However, the networks are prone to error through attacks that confuse the model into making wrong predictions when small changes are introduced to the training dataset. The small pertubations are designed to have a significant effect on the model’s performance even when the change is not visible to us.
Adversarial attacks have been demonstrated in both computer vision and natural language processing domains.
In computer vision, there are numerous adversarial examples where models are unable to make correct predictions when noise is introduced into the input. The models make incorrect predictions when changes such image rotation and changing lighting conditions are introduced².
Morris et al.³ demonstrated how natural language processing classification models including state of the art models can abe be fooled into misclassifying sentiments by changing one word in a sentence.
In this article, we will focus on adversarial attacks in computer vision.
An adversarial attack refers to an attack on a neural network where a subtle carefully designed perturbation to in the input leds to incorrect predictions while the original input is still classified correctly.

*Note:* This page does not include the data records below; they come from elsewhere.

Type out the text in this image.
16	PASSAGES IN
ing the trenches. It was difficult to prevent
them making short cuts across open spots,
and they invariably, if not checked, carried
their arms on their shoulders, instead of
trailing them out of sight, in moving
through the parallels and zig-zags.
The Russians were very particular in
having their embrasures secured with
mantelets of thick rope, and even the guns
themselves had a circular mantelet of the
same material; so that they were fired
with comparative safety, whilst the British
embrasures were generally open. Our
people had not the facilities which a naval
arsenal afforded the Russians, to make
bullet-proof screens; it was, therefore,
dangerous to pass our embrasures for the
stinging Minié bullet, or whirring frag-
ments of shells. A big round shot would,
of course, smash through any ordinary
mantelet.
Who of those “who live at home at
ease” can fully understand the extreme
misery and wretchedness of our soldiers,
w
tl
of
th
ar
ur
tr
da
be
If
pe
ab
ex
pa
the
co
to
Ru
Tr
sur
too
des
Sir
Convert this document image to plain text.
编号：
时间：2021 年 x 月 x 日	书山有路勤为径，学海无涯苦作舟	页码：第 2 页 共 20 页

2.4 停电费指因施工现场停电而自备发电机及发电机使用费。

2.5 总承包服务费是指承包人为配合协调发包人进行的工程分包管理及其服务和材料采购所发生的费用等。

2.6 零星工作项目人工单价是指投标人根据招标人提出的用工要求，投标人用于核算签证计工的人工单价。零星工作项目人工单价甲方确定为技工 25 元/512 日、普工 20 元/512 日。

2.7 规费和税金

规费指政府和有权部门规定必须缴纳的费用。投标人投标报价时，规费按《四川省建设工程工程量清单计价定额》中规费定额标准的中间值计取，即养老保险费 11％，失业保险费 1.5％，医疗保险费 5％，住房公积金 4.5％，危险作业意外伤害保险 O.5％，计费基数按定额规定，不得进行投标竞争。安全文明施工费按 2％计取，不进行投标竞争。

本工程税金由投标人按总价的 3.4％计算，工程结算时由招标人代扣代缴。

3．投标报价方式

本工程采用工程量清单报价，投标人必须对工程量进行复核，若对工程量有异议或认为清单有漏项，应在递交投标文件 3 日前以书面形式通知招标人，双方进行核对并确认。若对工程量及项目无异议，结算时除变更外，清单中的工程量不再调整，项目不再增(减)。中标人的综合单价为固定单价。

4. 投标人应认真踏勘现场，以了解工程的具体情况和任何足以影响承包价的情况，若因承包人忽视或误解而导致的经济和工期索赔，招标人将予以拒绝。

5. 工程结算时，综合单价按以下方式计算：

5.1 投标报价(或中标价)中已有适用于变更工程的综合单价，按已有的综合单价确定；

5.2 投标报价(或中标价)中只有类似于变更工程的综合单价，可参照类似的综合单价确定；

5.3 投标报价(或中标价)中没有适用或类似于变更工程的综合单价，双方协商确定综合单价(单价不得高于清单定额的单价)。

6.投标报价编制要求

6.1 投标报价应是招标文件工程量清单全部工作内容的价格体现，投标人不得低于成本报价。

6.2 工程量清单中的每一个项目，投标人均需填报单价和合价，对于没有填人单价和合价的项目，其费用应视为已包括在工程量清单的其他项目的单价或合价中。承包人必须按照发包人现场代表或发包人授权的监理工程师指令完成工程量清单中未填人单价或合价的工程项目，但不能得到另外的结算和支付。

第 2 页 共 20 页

Although the change may be invisible to the human eye, the model considers it important enough to change its prediction.
The attacks are classified into white box attacks and black box attacks.
In a white box attack, the attacker knows the model’s architecture and its parameters which they can adjust accordingly.
On the other hand, in a blackbox attack the attacker does not know the model architecture and relies only on the outputs of the model.
Adversarial examples refer to images that have been transformed by adding some distortion.
Why Adversarial attacks are a concern.
Neural networks have applications in safety critical systems such as self driving cars and facial recognition systems and adversarial attacks on these real-world application can have detrimental effects.
Here are some examples of attacks on safety critical systems.
- Neural networks classifying stop signs as speed limits when the images are pertubed⁴.
- 3D printed glasses that make people unrecognizable to facial recognition models⁵.
- Printed patches that fool person detection models allowing people to avoid survailance cameras⁶.
Advesarial attacks can be achieved through different approaches including;
- changing pixel values of an input image slightly to trick the model⁷.
- generating patches that are digitally placed on the image fooling the model⁴. The patches can also be printed and placed on an object.
- optimizing the texture of a 3D model and presenting images of the printed 3D model to the classifier⁸.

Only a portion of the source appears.